GitLab sends the command to remove the ephemeral runner VM to the Google Compute API immediately after the CI job completes. The Google Compute Engine hypervisor takes over the task of securely deleting the virtual machine and associated data.
For more information about the security of hosted runners for GitLab.com, see Google Cloud Infrastructure Security Design Overview whitepaper, GitLab Trust Center, or GitLab Security Compliance Controls.
Caching on hosted runners for GitLab.com
The hosted runners share a distributed cache stored in a Google Cloud Storage (GCS) bucket. Cache contents not updated in the last 14 days are automatically removed, based on the object lifecycle management policy. The maximum size of an uploaded cache artifact can be 5 GB after the cache becomes a compressed archive.
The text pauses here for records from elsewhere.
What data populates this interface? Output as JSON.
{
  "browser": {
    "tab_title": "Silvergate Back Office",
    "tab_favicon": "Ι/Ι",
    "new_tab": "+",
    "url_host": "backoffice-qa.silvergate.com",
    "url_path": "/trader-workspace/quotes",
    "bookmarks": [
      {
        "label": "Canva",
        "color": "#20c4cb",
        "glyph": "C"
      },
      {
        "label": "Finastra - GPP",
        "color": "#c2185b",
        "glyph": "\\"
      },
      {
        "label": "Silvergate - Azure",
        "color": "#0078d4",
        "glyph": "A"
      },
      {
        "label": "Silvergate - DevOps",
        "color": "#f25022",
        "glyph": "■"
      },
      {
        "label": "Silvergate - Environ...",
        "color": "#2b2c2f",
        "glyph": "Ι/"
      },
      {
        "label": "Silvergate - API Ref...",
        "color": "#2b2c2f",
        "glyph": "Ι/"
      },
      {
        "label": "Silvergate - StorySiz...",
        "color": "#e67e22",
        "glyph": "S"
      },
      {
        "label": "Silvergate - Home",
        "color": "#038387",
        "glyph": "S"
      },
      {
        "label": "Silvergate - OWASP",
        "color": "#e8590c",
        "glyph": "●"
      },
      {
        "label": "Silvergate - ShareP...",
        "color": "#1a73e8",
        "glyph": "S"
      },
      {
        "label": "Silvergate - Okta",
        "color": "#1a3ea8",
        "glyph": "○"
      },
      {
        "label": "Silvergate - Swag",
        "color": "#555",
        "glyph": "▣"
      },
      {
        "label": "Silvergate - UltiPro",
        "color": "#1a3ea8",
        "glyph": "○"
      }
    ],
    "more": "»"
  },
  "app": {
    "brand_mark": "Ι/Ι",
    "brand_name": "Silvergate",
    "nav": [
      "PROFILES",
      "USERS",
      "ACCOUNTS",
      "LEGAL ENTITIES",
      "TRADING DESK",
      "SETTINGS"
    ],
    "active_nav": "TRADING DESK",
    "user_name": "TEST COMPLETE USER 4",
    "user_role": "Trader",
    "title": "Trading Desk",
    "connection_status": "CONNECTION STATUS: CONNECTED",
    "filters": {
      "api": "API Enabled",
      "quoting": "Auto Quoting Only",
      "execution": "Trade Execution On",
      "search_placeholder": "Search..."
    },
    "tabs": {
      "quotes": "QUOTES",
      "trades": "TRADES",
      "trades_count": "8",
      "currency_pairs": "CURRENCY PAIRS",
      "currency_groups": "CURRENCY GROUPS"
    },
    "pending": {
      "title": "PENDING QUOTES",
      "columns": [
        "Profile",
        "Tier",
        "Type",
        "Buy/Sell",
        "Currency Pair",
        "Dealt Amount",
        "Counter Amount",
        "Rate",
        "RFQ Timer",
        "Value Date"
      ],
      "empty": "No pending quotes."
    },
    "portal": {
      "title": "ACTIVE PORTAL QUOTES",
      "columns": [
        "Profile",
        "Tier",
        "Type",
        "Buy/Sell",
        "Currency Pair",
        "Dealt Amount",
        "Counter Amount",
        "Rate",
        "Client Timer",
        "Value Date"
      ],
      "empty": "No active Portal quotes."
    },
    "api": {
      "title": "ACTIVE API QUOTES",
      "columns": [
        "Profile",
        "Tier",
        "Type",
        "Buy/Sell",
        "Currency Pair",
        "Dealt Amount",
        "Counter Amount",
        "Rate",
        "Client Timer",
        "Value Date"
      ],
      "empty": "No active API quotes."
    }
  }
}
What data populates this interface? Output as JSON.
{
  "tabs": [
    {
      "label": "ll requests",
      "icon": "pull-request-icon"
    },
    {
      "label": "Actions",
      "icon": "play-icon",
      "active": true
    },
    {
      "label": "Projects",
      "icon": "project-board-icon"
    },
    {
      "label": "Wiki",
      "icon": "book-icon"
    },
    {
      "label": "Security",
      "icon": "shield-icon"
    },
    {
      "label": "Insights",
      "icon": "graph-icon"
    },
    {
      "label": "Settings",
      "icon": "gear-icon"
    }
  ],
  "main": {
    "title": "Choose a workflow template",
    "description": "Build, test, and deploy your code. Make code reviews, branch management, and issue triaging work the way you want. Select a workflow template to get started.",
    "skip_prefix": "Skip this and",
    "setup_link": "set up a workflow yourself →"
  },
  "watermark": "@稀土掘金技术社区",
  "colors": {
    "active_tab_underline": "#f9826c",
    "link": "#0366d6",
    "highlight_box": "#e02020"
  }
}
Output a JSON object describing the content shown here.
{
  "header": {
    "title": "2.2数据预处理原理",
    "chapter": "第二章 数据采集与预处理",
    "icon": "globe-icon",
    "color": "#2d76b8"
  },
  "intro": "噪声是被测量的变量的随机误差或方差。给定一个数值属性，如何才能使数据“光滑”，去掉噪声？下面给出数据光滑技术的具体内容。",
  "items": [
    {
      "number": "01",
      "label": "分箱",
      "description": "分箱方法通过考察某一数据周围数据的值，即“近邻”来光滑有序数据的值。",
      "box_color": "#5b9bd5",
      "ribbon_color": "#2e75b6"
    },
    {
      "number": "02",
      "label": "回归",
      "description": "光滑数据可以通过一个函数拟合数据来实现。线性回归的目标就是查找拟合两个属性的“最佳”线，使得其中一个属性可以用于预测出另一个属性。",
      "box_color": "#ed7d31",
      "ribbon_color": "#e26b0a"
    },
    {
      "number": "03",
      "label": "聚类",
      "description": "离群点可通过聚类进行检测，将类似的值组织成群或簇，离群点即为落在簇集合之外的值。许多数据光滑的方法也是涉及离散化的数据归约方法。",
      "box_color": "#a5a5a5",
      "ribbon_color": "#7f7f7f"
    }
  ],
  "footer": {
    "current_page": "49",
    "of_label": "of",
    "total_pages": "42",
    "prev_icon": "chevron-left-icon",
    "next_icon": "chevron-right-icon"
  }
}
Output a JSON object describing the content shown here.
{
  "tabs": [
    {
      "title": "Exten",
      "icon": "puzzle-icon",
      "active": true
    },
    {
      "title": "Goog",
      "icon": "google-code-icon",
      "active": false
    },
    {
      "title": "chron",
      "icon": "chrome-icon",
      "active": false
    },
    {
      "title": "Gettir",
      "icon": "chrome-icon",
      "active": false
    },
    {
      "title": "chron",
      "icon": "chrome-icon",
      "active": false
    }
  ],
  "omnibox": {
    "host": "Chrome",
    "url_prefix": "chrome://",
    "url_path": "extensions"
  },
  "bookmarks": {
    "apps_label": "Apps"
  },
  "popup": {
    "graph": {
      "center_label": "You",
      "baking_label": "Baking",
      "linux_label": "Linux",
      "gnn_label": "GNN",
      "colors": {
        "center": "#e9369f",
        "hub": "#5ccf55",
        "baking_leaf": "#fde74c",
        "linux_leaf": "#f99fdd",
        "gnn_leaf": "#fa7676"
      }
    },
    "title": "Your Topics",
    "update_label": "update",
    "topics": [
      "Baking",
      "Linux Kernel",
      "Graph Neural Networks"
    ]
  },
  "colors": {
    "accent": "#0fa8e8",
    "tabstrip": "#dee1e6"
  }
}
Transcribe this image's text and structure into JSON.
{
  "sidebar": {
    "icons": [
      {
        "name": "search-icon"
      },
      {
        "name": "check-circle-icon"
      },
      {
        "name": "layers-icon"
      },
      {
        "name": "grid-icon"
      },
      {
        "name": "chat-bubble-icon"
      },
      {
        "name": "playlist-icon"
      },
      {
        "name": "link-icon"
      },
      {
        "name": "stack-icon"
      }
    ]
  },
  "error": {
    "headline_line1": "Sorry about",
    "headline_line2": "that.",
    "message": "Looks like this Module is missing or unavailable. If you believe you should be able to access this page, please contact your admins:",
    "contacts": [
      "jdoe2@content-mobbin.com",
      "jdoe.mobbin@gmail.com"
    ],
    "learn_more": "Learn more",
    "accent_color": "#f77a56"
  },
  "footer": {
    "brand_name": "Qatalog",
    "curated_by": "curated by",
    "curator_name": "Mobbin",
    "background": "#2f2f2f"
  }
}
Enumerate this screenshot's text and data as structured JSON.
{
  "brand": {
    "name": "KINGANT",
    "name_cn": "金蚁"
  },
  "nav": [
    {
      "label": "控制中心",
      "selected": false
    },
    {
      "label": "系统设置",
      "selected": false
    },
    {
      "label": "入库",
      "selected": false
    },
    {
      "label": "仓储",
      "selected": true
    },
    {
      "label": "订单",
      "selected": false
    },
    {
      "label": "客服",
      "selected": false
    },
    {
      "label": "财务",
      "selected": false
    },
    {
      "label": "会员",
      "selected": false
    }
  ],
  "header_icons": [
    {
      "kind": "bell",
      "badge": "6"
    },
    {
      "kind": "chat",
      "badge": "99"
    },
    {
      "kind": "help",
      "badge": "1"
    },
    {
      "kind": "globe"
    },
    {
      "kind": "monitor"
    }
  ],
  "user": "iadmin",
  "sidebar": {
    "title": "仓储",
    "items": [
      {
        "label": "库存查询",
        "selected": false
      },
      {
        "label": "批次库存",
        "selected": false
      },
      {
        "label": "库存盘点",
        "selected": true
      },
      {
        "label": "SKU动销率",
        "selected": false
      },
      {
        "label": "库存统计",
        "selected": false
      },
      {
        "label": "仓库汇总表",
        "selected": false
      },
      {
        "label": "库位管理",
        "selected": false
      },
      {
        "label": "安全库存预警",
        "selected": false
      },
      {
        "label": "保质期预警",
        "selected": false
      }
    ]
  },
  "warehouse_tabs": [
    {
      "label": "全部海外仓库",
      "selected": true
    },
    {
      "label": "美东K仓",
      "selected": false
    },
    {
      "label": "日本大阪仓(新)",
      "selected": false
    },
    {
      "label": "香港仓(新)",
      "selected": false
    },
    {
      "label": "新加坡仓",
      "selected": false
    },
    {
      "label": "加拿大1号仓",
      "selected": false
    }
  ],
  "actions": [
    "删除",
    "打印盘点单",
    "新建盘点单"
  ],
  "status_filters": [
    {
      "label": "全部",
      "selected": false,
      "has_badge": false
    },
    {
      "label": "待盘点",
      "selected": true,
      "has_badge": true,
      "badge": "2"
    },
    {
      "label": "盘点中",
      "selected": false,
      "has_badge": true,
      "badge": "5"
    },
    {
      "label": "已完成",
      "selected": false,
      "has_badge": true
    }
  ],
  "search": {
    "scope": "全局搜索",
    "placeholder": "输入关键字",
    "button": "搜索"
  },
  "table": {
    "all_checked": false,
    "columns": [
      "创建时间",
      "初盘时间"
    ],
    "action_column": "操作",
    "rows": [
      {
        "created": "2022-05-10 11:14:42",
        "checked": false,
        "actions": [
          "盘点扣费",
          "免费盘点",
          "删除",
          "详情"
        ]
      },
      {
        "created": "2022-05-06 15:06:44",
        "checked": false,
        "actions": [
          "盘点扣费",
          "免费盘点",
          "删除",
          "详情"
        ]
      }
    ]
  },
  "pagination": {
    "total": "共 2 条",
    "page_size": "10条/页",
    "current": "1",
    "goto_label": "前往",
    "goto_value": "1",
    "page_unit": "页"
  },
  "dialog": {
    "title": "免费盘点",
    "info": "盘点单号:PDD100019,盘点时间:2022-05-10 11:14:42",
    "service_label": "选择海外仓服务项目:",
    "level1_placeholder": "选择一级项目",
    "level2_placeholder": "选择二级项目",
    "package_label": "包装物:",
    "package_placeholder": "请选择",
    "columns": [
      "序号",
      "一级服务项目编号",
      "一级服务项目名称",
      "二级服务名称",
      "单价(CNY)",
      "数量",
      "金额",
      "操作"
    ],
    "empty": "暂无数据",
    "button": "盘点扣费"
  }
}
For more information about how caching works, see Architecture diagram of hosted runners for GitLab.com, and Caching in GitLab CI/CD.
Pricing of hosted runners for GitLab.com
Jobs that run on hosted runners for GitLab.com consume compute minutes allocated to your namespace. The number of minutes you can use on these runners depends on the included compute minutes in your subscription plan or additionally purchased compute minutes.
For more information about the cost factor applied to the machine type based on size, see cost factor.
SLO & Release cycle for hosted runners for GitLab.com
Our SLO objective is to make 90% of CI/CD jobs start executing in 120 seconds or less. The error rate should be less than 0.5%.
We aim to update to the latest version of GitLab Runner within a week of its release. You can find all GitLab Runner breaking changes under Deprecations and removals.
Hosted runners for GitLab community contributions
DETAILS: Offering: GitLab.com
If you want to contribute to GitLab, jobs will be picked up by the
gitlab-shared-runners-manager-X.gitlab.com
fleet of runners, dedicated for GitLab projects and related community forks.
These runners are backed by the same machine type as our small
Linux x86-64 runners.
Unlike hosted runners for GitLab.com, hosted runners for GitLab community contributions are re-used up to 40 times.
As we want to encourage people to contribute, these runners are free of charge.
Hosted runners for GitLab Dedicated
DETAILS: Offering: GitLab Dedicated Status: Beta
These runners are created on demand for GitLab Dedicated customers and are fully integrated with your GitLab Dedicated instance. For more information, see hosted runners for GitLab Dedicated.
Supported image lifecycle
Hosted runners on macOS and Windows can only run jobs on supported images. You cannot bring your own image. Supported images have the following lifecycle:
Beta
New images are released as beta. This allows us to gather feedback and address potential issues before general availablility (GA). Any jobs running on beta images are not covered by the service-level agreement. If you use beta images, you can provide feedback by creating an issue.
General availability (GA)
A image becomes generally available after the image completes the beta phase and is considered stable. To become GA, the image must fulfill the following requirements:
- Successful completion of a beta phase by resolving all reported significant bugs
- Compatibility of installed software with the underlying OS
Jobs that run on GA images are covered by the defined service-level agreement.
Deprecated
A maximum of two generally available (GA) images are supported at a time. After a new GA image is released, the oldest GA image becomes deprecated. A deprecated image is no longer updated and is deleted after 3 months in accordance with the deprecation guidelines.